Link: Kansas City Star | Aaron Barnhart | The $tar of the show
Product placements have jumped the shark. They're no longer innocuous ways for networks to make money on the sly. Now I watch for them all the time. I don't think I'm the only one. With thousands of "brand occurrences" happening every week, how can anyone avoid them? (See the chart on the jump.)

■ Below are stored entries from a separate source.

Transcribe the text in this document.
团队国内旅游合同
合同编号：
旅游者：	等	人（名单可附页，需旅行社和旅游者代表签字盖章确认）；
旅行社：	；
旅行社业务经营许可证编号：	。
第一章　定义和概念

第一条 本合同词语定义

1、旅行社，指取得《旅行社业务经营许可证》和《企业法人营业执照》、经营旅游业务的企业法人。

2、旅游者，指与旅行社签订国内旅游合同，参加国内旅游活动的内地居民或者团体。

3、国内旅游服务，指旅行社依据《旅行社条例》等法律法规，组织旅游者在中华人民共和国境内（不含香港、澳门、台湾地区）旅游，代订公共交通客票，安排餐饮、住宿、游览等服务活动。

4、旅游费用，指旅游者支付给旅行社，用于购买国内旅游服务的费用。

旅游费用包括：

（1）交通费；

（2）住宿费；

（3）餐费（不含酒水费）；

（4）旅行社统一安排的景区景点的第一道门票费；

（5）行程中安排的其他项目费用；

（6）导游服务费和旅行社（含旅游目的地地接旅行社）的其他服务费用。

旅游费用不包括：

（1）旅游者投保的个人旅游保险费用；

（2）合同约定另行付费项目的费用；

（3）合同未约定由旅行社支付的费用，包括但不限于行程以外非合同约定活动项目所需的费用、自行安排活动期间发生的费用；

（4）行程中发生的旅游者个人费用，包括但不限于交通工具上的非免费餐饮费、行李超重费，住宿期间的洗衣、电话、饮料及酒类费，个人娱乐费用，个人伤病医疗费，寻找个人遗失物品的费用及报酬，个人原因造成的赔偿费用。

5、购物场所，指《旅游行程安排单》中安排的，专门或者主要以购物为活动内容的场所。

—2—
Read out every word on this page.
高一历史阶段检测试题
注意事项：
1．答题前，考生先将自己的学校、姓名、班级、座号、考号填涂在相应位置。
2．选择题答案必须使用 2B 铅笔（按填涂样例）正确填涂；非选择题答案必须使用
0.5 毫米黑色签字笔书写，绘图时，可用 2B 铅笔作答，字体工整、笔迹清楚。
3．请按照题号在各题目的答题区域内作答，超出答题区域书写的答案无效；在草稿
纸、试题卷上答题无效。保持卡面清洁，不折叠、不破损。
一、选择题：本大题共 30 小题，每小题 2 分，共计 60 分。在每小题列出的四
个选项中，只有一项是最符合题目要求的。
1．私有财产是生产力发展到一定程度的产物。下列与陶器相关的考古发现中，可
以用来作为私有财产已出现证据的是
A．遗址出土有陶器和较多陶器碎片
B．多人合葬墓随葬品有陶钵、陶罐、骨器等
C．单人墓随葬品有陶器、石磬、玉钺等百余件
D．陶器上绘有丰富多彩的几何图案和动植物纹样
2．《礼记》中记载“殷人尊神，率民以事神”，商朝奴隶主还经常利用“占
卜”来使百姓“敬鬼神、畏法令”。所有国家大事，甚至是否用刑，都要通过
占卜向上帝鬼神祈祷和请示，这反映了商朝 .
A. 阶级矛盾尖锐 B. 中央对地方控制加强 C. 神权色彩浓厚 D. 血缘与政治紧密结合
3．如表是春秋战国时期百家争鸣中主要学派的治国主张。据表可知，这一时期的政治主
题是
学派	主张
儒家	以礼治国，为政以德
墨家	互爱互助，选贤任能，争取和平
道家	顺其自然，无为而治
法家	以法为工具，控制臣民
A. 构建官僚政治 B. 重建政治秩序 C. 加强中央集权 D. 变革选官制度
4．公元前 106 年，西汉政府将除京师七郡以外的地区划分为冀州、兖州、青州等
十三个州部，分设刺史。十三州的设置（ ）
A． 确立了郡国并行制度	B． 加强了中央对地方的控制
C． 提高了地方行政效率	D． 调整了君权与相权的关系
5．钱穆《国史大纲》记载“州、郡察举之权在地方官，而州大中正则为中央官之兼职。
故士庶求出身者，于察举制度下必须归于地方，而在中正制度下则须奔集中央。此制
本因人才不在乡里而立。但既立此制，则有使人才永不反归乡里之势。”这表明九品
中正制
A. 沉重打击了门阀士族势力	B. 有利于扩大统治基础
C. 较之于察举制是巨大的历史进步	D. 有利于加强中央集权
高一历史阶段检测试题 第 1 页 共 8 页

TV shows are infested with product placements. With the exception of HBO, which doesn’t accept payment for them, all the big networks are selling screen time in their shows. A sampling of who’s doing shout-outs for whom:
| The show | The goods | Behind the plug |
| “American Idol” | Coke, Cingular phone, Ford SUV | Coca-Cola was the most-placed product last season, with the lion’s share of appearances being those bright red cups on “Idol.” The show is No. 1 among kids, which worries child experts. Young viewers, they say, can’t tell that a product is being plugged — as happened more than 3,200 times last year on “Idol.” |
| “The Sopranos” | Porsche Cayenne, Cingular phone, Philips TV | No money exchanged hands here … but you can bet HBO subscribers will remember the brands being flaunted on the show. |
| “CSI” | GMC Denali | Derisively referred to as “the SUV that solves crimes,” it sparked outrage when actors learned that producers were paid to work it into a script. |
| “Desperate Housewives” | Jewelry from Erica Courtney and Adina, handbags from Lorelei and Lauren Scherr | Creator Marc Cherry is said to be fighting the tide of product placement, none too successfully. Some items featured on the show are sold at ABC’s online store. |
| “24” | Ford SUV, Apple computer | The Macintosh, that long-running hipster accessory, has appeared in TV and films for years, including every season of “24,” as well as “Seinfeld,” “The Drew Carey Show” and gratis mentions on “The Sopranos.” |
| “Survivor” | “Casa de Charmin,” a reward outhouse stocked with Charmin tissue | Survivor host Jeff Probst used to feel skittish mentioning Target stores or the Pontiac Aztek on air. Now, he jokes, “I’m like, ‘What (brands) are we mentioning in this scene?’” |
| “The Apprentice” | Chevy Tahoe, Gillette Fusion razor, Post cereal (this season) | The second most pluggy show on TV after “The Contender” makes the brand a co-star alongside Donald Trump. Sponsors pay up to $5 million to have their goods used in “Apprentice” challenges. |
| “The Office” | Levi’s jeans | The New York Times reported that Levi’s paid NBC to have Steve Carell’s character talk about the jeans in an episode. |
| “Oprah” | Burberry coat and purse, Ralph Lauren sweater, Apple iPod, Kashwere robe | These are a few of the talk show queen’s “favorite things,” used in her annual Christmastime product placement extravaganza. |
| “Seinfeld” | Junior Mints | Who can forget the famous episode of the classic sitcom (which recently moved to Fox 4) where Kramer placed the product right into a surgical patient’s open cavity? The firm behind film’s most successful product placement — Reese’s Pieces in “E.T.” — minted this one, too. |
| “What I Like About You” | Tons of Procter & Gamble products | This WB sitcom was one of the 10 most product-plugging shows last season (and one of only three non-reality shows in the list), thanks to such shameless inclusions as the Clairol Herbal Essences hair contest around which a whole episode was built. |
| “Las Vegas” | NBC’s Olympics coverage, Wolfgang Puck | In what’s being called “one of the most elaborate product-placement deals ever,” the seventh Puck-run establishment in Las Vegas was recently opened … at the fictitious Montecito. The real Wolfgang made an appearance on “Las Vegas” Jan. 9 to “open” his restaurant. |
| “MADtv” | Toyota Yaris | The Writers Guild has complained that writers for this comedy show are being forced to “shoehorn” product placements in, like the recent sketch featuring this new car. |


Just because HBO doesn't take money for product placement doesn't mean there is no monetary value associated with them using the products. They don't have to rent cars, use prop phones, computers, electronic equipment, etc. which lends authenticity to the show and saves them on production costs.
Posted by: UCFJOUstudent | April 03, 2006 at 05:33 PM
Whenever I see Brand X products that shouldn't be there, because people would use real products, it takes me out of the show. It's similar to when I hear a patient on tv has "Type G" blood or an impossible medical condition. I want to see real products. On the other hands, I don't want to see them oversold in a way that takes me out of the show either.
Posted by: Greg Spira | April 03, 2006 at 08:42 PM
seems like you've got a little product placement of your own going in the headline of the article.